De 9 a 14 de junho de 2026, a cidade da Horta transforma-se num grande laboratório artístico ao ar livre com a nova edição do Festival Maravilha, promovido pela Associação Cultural Fazendo. Este é o primeiro momento do festival — a chamada Maravilha Terra —, que antecede a edição oceânica de julho e que tem como palco principal a Praça do Infante, prolongando-se por várias ruas, largos e espaços emblemáticos do centro histórico hortense.
O Festival Maravilha nasceu para celebrar a ligação profunda do Faial ao mar e à cultura, criando um ponto de encontro entre a comunidade local e os velejadores que escalam a famosa marina da Horta durante as travessias atlânticas. A programação reúne música, circo contemporâneo, dança, teatro, artes visuais e instalações criativas, com mais de duas dezenas de artistas de várias nacionalidades em palco.
O cartaz musical de 2026 promete momentos marcantes com nomes como Virgem Suta, Farra Fanfarra, Rokia Koné, Romeu Bairos, Anti Dress Code, Pedra Lume, PS Lucas + Daniel Catarino, Oboé com Asas, Porbatuka, Lokta e o Grupo Folclórico do Salão, que dão voz à diversidade sonora do festival, do indie português à música tradicional açoriana, passando pelo jazz, blues e world music.
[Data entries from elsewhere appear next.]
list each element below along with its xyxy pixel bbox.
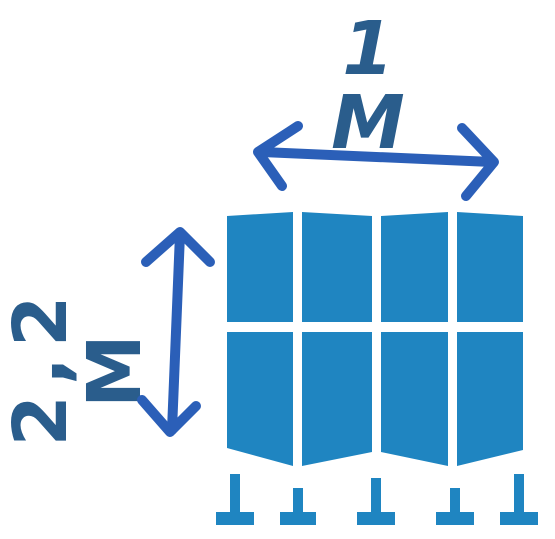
screen-panel-4-bottom — [457, 332, 523, 466]
screen-panel-1-bottom — [227, 332, 293, 466]
screen-panel-2-bottom — [302, 332, 372, 466]
screen-panel-3-bottom — [381, 332, 448, 466]
foot-1-icon — [216, 474, 254, 525]
screen-panel-3-top — [381, 212, 448, 322]
foot-2-icon — [280, 488, 316, 525]
width-arrow-icon — [253, 121, 499, 201]
foot-4-icon — [436, 488, 474, 525]
screen-panel-2-top — [302, 212, 372, 322]
foot-3-icon — [357, 478, 395, 525]
screen-feet-icon — [216, 474, 538, 525]
foot-5-icon — [500, 474, 538, 525]
screen-panel-1-top — [227, 212, 293, 322]
screen-panel-4-top — [457, 212, 523, 322]
folding-screen-icon — [227, 212, 523, 466]
width-dimension-label: 1 M — [331, 6, 413, 166]
height-arrow-icon — [137, 227, 215, 437]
Além dos concertos, o festival aposta em workshops, projetos com escolas locais, feiras de artesanato com produtos regionais, tasquinhas com a gastronomia faialense e espetáculos de rua que utilizam linguagens universais como a música, a mímica, a dança e a acrobacia. Esta abordagem inclusiva torna o evento ideal para famílias e visitantes de todas as idades.
Visitar a Horta em junho durante o Festival Maravilha é uma forma única de descobrir a cidade-mar dos Açores: as suas ruas pedonais, a marina mais colorida do Atlântico, o Peter Café Sport e os miradouros sobre o Pico tornam-se cenário natural de uma das festas culturais mais originais do arquipélago. A maioria das atividades é de entrada livre.